Bedrijfskunde en management belangrijk
„Het spiegelgesprek was voor mij zeer verhelderend. Dan wordt er puur gekeken naar wie en hoe je bent. Dan test men of je het topondernemerschap in je bloed hebt. Uit dat gesprek kwam naar voren dat ik een goed ontwikkeld ondernemerschap heb. Rechtlijnig, maar ik blijk ook emotioneel te reageren. Een verbeterpunt is mijn communicatieve vaardigheid. Ik ben te dominant en dat zou een obstakel kunnen zijn als ik ooit met personeel ga werken.”

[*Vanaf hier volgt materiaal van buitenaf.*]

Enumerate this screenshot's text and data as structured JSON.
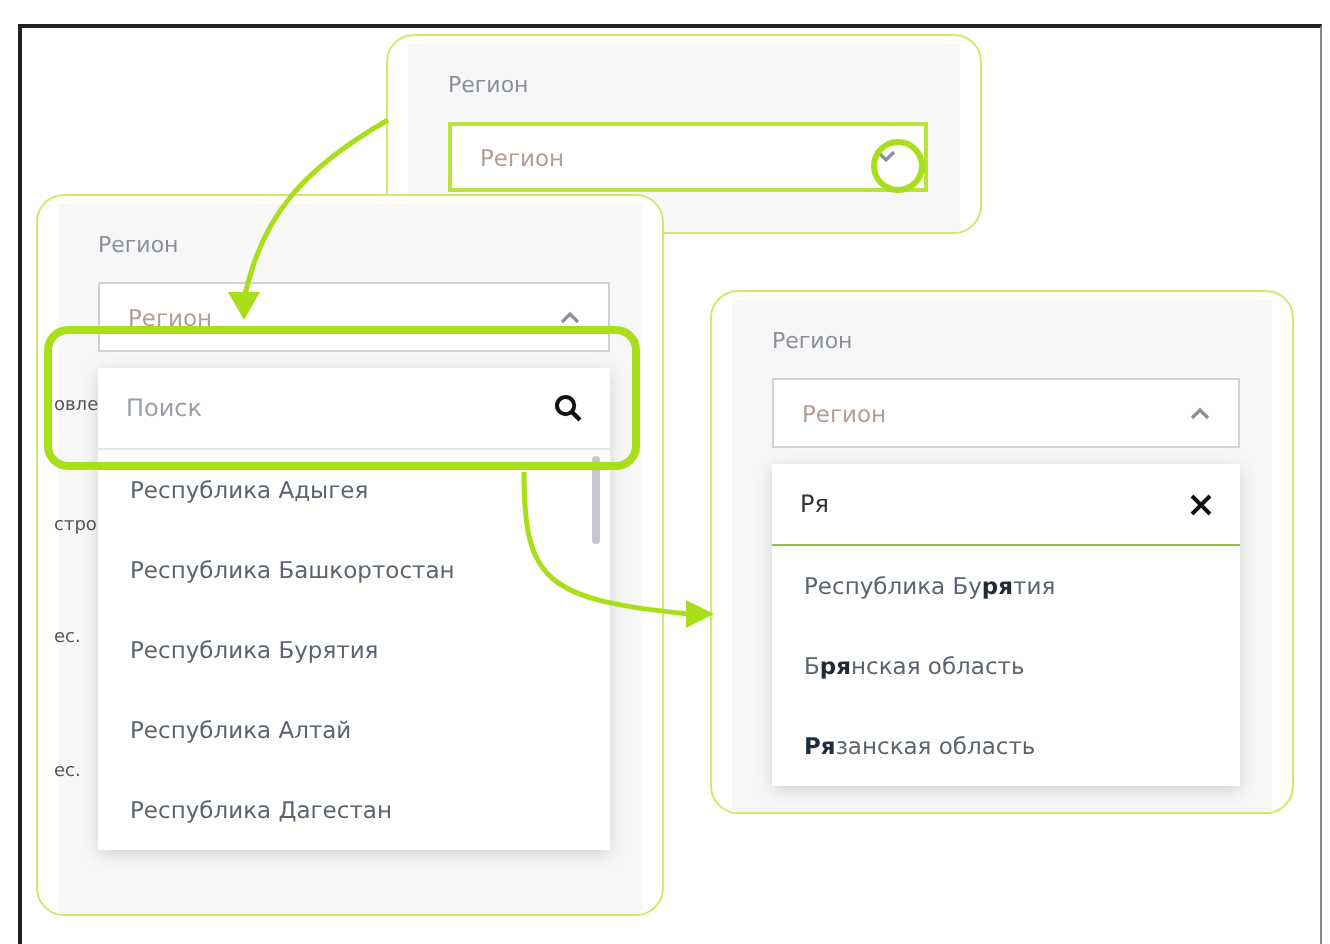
{
  "top_panel": {
    "label": "Регион",
    "select": {
      "placeholder": "Регион",
      "expanded": false,
      "highlighted": true
    }
  },
  "left_panel": {
    "label": "Регион",
    "select": {
      "placeholder": "Регион",
      "expanded": true,
      "highlighted": false
    },
    "background_texts": [
      "овле",
      "стро",
      "ес.",
      "ес."
    ],
    "search": {
      "placeholder": "Поиск"
    },
    "options": [
      "Республика Адыгея",
      "Республика Башкортостан",
      "Республика Бурятия",
      "Республика Алтай",
      "Республика Дагестан"
    ]
  },
  "right_panel": {
    "label": "Регион",
    "select": {
      "placeholder": "Регион",
      "expanded": true,
      "highlighted": false
    },
    "search": {
      "value": "Ря"
    },
    "options": [
      "Республика Бу**ря**тия",
      "Б**ря**нская область",
      "**Ря**занская область"
    ]
  }
}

„Wat ook naar voren kwam, was het belang van opleidingsniveau in de opvolging. Wil je met het bedrijf verder, dan moet je minimaal een hbo-opleiding hebben. Natuurlijk zou een mas’ser dit ook wel kunnen, maar hbo is beter. Varkens voeren kan iedereen, maar straks zijn we allemaal meer manager dan boer en is bedrijfskunde en management belangrijk.”
Goede technische resultaten
Voor Tom was de financiële scan het meest interessante onderdeel van de trainingscursus. „Dit kwam iets te weinig aan bod. We hebben er een dag over gesproken en ik kreeg een Excelpakket waar ik de gegevens van het bedrijf in moest voeren. Hoe is de situatie nu en hoe lijkt dit in de toekomst, na 2013. Is er voldoende financiële ruimte op het bedrijf om te groeien? Dat was interessant. Je kunt de getallen veranderen en kijken wat er dan gebeurt.”
„Uit de financiële scan kwam naar voren dat de kracht van ons bedrijf toch de goede technische resultaten zijn. We draaien met de top mee en hebben gemiddeld 29,6 gespeende biggen per jaar per zeug. Het streven is om dit naar 30 biggen te krijgen en dat moet zeker lukken. We hebben nu nog iets teveel dode biggen en de zeugen komen wat moeilijk op gang. Als je een halve big per zeug kunt winnen dan zitten we al op de 30,3 biggen per zeug.”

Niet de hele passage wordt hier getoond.